The Colonel and I both raised our eyebrows. Now Krom revealed herself by standing and pacing, just as if she were the Chief. It was a curious performance, because she was wearing her regulation uniform with white shirt and shoulder boards, blue pleated skirt that reached below the knee: the essence of subjugated womanhood in a man’s world. She compensated by putting her hands in her pockets as she paced. “This thing is more important than blind military obedience. It is the essence of the project: the gold ring. If Goldman and his people have got it right, Beijing might be prepared to overlook a little recreational killing. Any government would put up with a lot to have Superman on its side—especially if there is only one such in the world. Goldman is rushed because he needs to prove this very special quality of the Asset before a whole shitload of suspicion, innuendo, and negative publicity make the purchase impossible, even for China.”
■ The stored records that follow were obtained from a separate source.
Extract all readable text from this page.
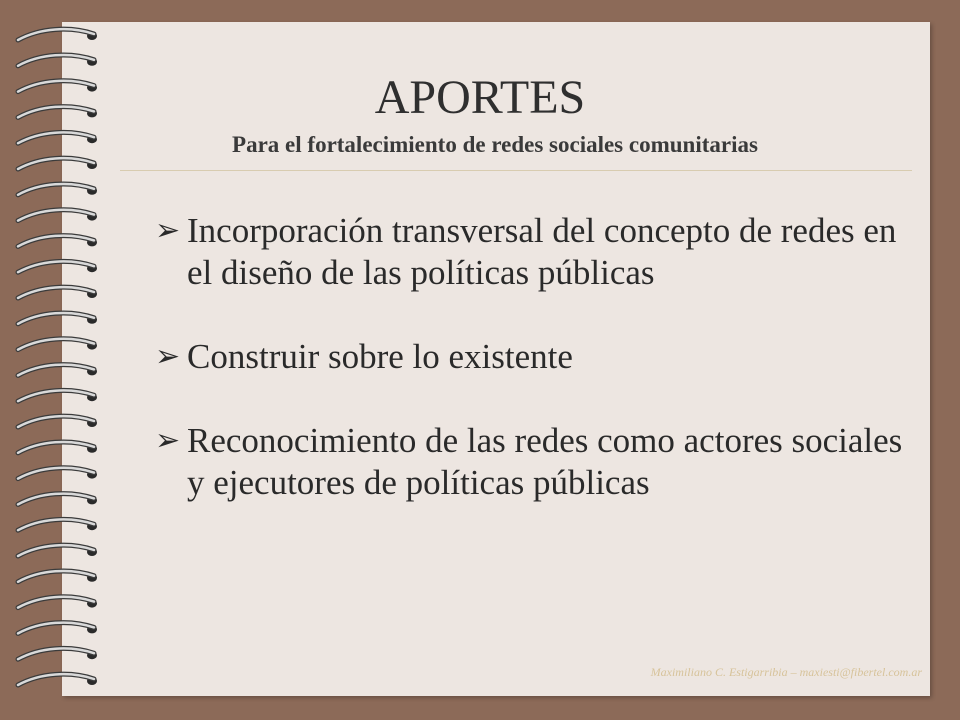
APORTES
Para el fortalecimiento de redes sociales comunitarias
➢ Incorporación transversal del concepto de redes en el diseño de las políticas públicas
➢ Construir sobre lo existente
➢ Reconocimiento de las redes como actores sociales y ejecutores de políticas públicas
Maximiliano C. Estigarribia – maxiesti@fibertel.com.ar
Vikorn frowned at her. “What do you have in mind, exactly?”
Krom went to the window and looked out and spoke to it, exactly as if she were the Old Man himself; as if she had taken over already. “The product is fitted out with some high-tech circuitry that improves cognitive function by more than a hundred percent. This in itself is not revolutionary. All over the world similar experiments are being conducted in secret. Goldman’s original and totally exotic approach is inspired by the British psychiatrist Christmas Bride. You see, the result of artificially introducing performance-enhancing circuitry directly into the brain has always been, without exception, crippling mental illness resulting in clinical depression, catatonia, and ultimately suicide. The problem is the personality itself—or, if you like, the psyche. That was the problem with MKUltra from the start.”